By the end of 2025, a total of 3,890,216 participants were saving and investing with pension companies, which together managed assets of CZK 659.715bn.
This marked an increase of CZK 54.71bn from the end of 2024, underscoring sustained asset growth throughout the year.
Supplementary pension savings (DPS), the newer defined contribution (DC) element of the third pillar, continued to drive much of this expansion.
At the end of the fourth quarter, 2,179,237 participants were invested in participant funds, with total managed assets reaching CZK 310.666bn.
Of these, 776,927 members received employer contributions, with an average monthly employer payment of CZK 1,334.
APS president, Radek Moc, said participants in supplementary pension savings had CZK 82bn more in their pension accounts year-on-year.

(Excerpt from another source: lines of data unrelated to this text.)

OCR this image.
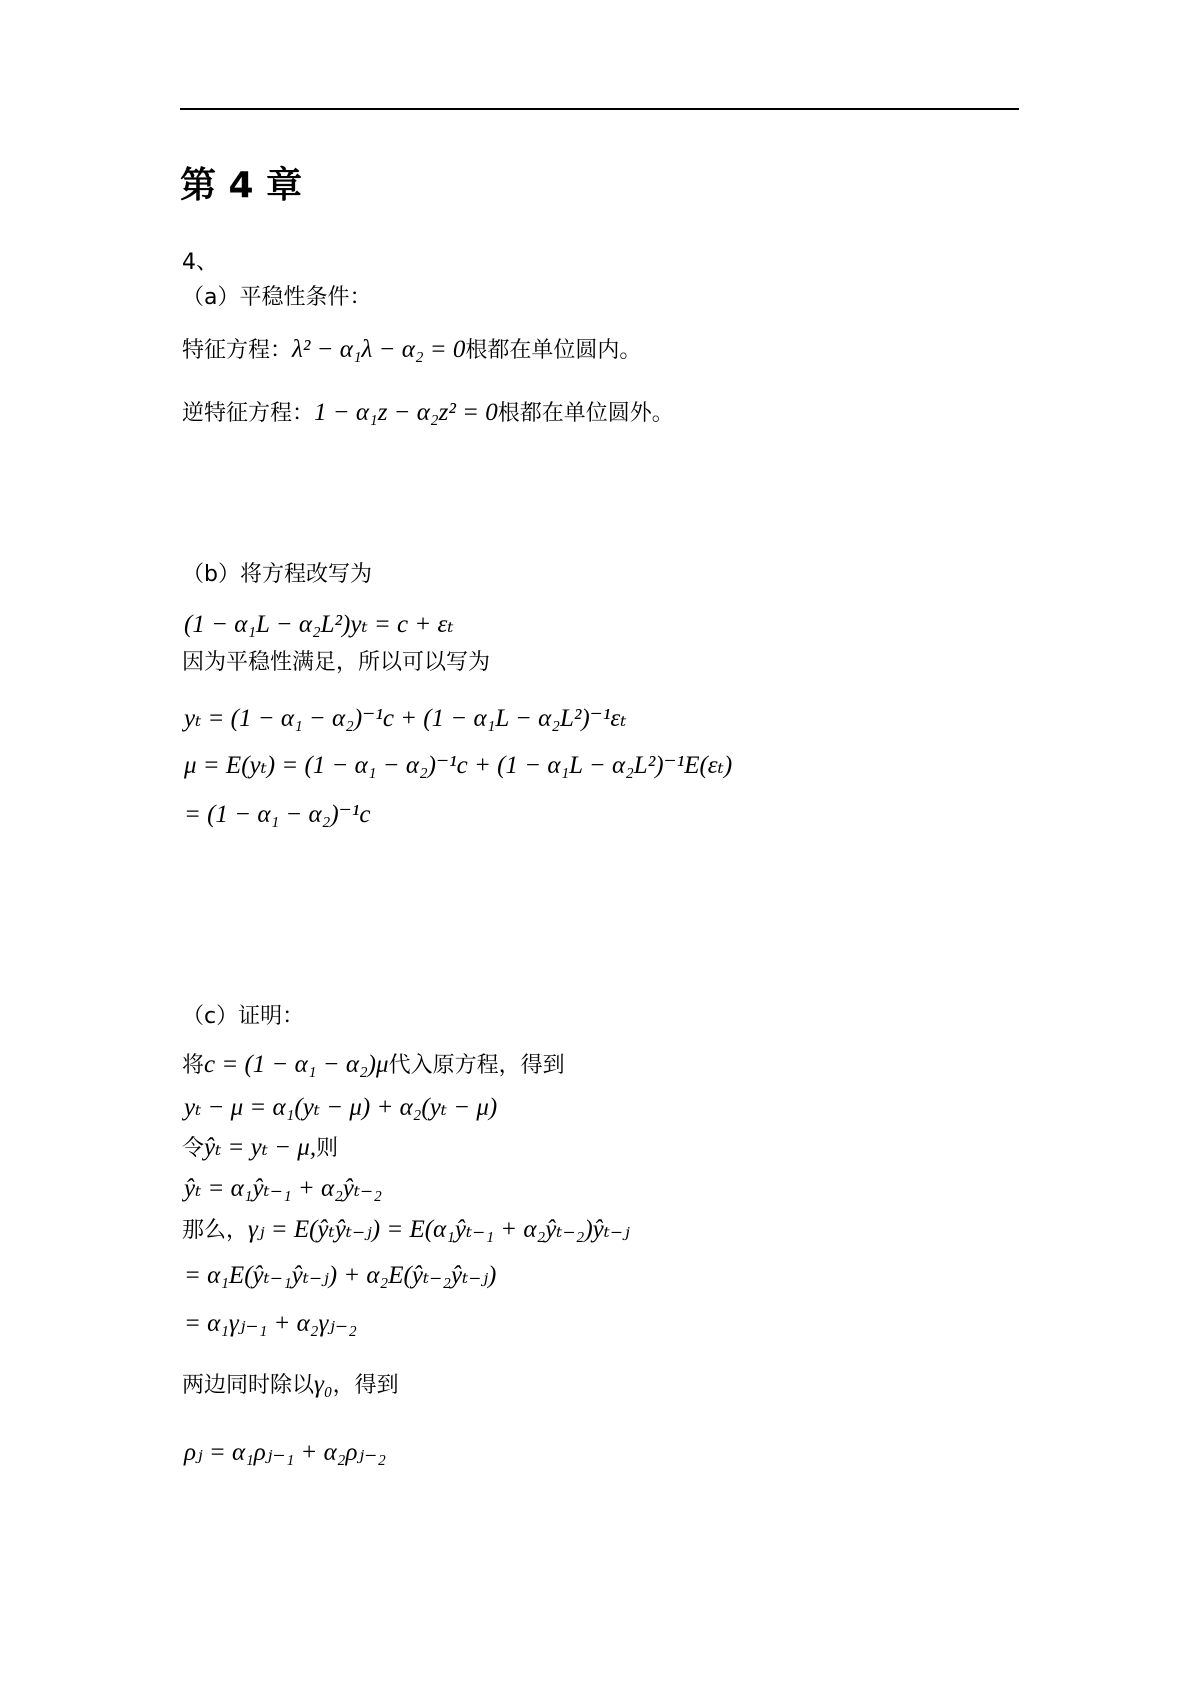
第 4 章
4、
（a）平稳性条件：
特征方程：λ² − α₁λ − α₂ = 0根都在单位圆内。
逆特征方程：1 − α₁z − α₂z² = 0根都在单位圆外。
（b）将方程改写为
(1 − α₁L − α₂L²)yₜ = c + εₜ
因为平稳性满足，所以可以写为
yₜ = (1 − α₁ − α₂)⁻¹c + (1 − α₁L − α₂L²)⁻¹εₜ
μ = E(yₜ) = (1 − α₁ − α₂)⁻¹c + (1 − α₁L − α₂L²)⁻¹E(εₜ)
= (1 − α₁ − α₂)⁻¹c
（c）证明：
将c = (1 − α₁ − α₂)μ代入原方程，得到
yₜ − μ = α₁(yₜ − μ) + α₂(yₜ − μ)
令ŷₜ = yₜ − μ,则
ŷₜ = α₁ŷₜ₋₁ + α₂ŷₜ₋₂
那么，γⱼ = E(ŷₜŷₜ₋ⱼ) = E(α₁ŷₜ₋₁ + α₂ŷₜ₋₂)ŷₜ₋ⱼ
= α₁E(ŷₜ₋₁ŷₜ₋ⱼ) + α₂E(ŷₜ₋₂ŷₜ₋ⱼ)
= α₁γⱼ₋₁ + α₂γⱼ₋₂
两边同时除以γ₀，得到
ρⱼ = α₁ρⱼ₋₁ + α₂ρⱼ₋₂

He noted that dynamic funds, particularly equity strategies within the new pension system, once again delivered double-digit returns in 2025, contributing to asset growth.
The data also showed continued use of pre-retirement pensions.
At the end of the fourth quarter, 7,183 individuals were receiving a pre-retirement payment, with an average monthly benefit of CZK 16,384.
Meanwhile, the legacy pension insurance segment – transformed funds with state contributions – remained significant in scale.
Indeed, at year-end, 1,710,979 active participants were invested in transformed funds, with assets totalling CZK 349.049bn.
Employer support remained material in this segment, with 530,552 members receiving employer contributions averaging CZK 1,225 per month.